Я понимаю, о чем она: о своей вечеринке, о нашей дружбе, о моем браке. Наконец, о своей семье.
— Прости, пожалуйста, — говорю я.
Как только я произношу эти слова, мной постепенно начинает овладевать новое чувство. Этого тяжелого для нас разговора могло вообще не быть, если бы Марго была честна со мной много лет назад. Если она по-настоящему дорожила нашей дружбой, то должна была помнить — мы с ней дружили гораздо раньше, чем начался мой роман с Энди. Сказать ей об этом или не сказать? Решаю намекнуть:
— Мне просто надо кое-что для себя решить. Обдумать кое-что, хоть и с опозданием.

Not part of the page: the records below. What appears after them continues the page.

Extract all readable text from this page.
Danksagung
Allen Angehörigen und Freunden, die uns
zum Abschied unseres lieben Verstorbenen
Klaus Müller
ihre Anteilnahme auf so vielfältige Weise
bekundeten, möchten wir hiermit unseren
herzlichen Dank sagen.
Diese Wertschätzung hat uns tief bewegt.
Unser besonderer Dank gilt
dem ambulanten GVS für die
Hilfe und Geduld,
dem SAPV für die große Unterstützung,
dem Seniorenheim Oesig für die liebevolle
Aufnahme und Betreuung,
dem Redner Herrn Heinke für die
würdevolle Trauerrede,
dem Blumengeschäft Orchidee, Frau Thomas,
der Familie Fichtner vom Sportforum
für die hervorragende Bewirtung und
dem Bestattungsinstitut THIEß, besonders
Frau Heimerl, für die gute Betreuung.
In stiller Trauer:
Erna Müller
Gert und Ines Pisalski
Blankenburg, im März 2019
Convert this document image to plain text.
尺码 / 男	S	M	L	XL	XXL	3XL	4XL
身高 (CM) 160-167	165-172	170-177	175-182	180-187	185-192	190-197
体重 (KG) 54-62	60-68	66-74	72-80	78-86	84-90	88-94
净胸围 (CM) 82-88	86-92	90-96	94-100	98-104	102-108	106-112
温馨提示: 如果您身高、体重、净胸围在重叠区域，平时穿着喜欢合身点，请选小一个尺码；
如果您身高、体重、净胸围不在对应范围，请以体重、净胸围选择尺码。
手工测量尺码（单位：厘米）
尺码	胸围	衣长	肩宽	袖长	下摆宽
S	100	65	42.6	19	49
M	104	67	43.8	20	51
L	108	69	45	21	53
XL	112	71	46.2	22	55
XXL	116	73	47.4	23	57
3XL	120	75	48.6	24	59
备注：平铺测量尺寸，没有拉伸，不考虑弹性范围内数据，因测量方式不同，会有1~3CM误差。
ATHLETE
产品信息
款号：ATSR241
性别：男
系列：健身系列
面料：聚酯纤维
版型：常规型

Марго явно не принимает выпад на свой счет.
— Нет, — возмущается она, — этому нет, и не может быть никакого оправдания!
— Ах, вот как? — У меня кончается терпение. — Любопытно услышать твое оправдание, Марго.
— Какое оправдание? — Марго сбита с толку. Я не знала, насколько хорошо она помнит тот эпизод и помнит ли вообще. Может, она начисто переписала свою (и заодно мою) историю и за ненужностью стерла фрагмент прошлого.
— Почему ты не сказала мне, что Лео приходил?
Говорю спокойно, но сердце оглушительно бухает:
Марго, было, теряется, но быстро приходит в себя:
— Потому что ты была с Энди. У вас было все хорошо.
— Ну и что?
— Как это «ну и что»? — с ужасом спрашивает оня. — Как «ну и что»?
— «Ну и что» не значит «ну и что, что я была с Энди», — с трудом объясняю я. — «Ну и что» значит… то есть что изменилось бы, если бы ты рассказала?
— Разве не понятно? Мы только что видели, что изменилось бы! — презрительно смеется она, складывая руки на груди.
Я не свожу с нее настойчивого взгляда. Где же справедливость?!
— Ты обязана была сказать мне. — Я повышаю голос. — Я имела право знать! Я имела полное право решать сама! И если ты допускала хоть малейшую возможность, что я выберу не Энди… Что ж, тем более надо было сказать!
Я нисколько не убеждаю Марго. Она качает головой в знак абсолютного, бесповоротного несогласия, и я вдруг понимаю, что она никогда не признает свои ошибки. На моей памяти — ни разу. Вот и сейчас она полностью игнорирует мою точку зрения.
— Во всяком случае, — заявляет Марго, — Энди имеет право знать о твоем телефонном разговоре. Он должен знать, чем занимается его жена! — После тягостной паузы она распрамляется, поднимает подбородок и медленно цедит ледяным от ненависти голосом: — Имей в виду, сама не скажешь — я это сделаю.
Глава 30
Через секунду в кухню вваливаются Крейг, Уэбб, Энди и Джеймс, все четверо — потные, загорелые и счастливые. Мы с Марго спешно меняем выражение лиц и пытаемся восстановить утраченное душевное равновесие. На мгновение я пугаюсь — вдруг Марго вразрез с обыкновением устроит сцену и тут же, на месте публично выложит все, что ей известно? Но Марго верна себе — скандала, да еще такого, который дискредитирует брата, она себе не позволит. Она подбегает к Уэббу и трогательно приникает к его груди, будто ищет спасения в своем идеальном браке.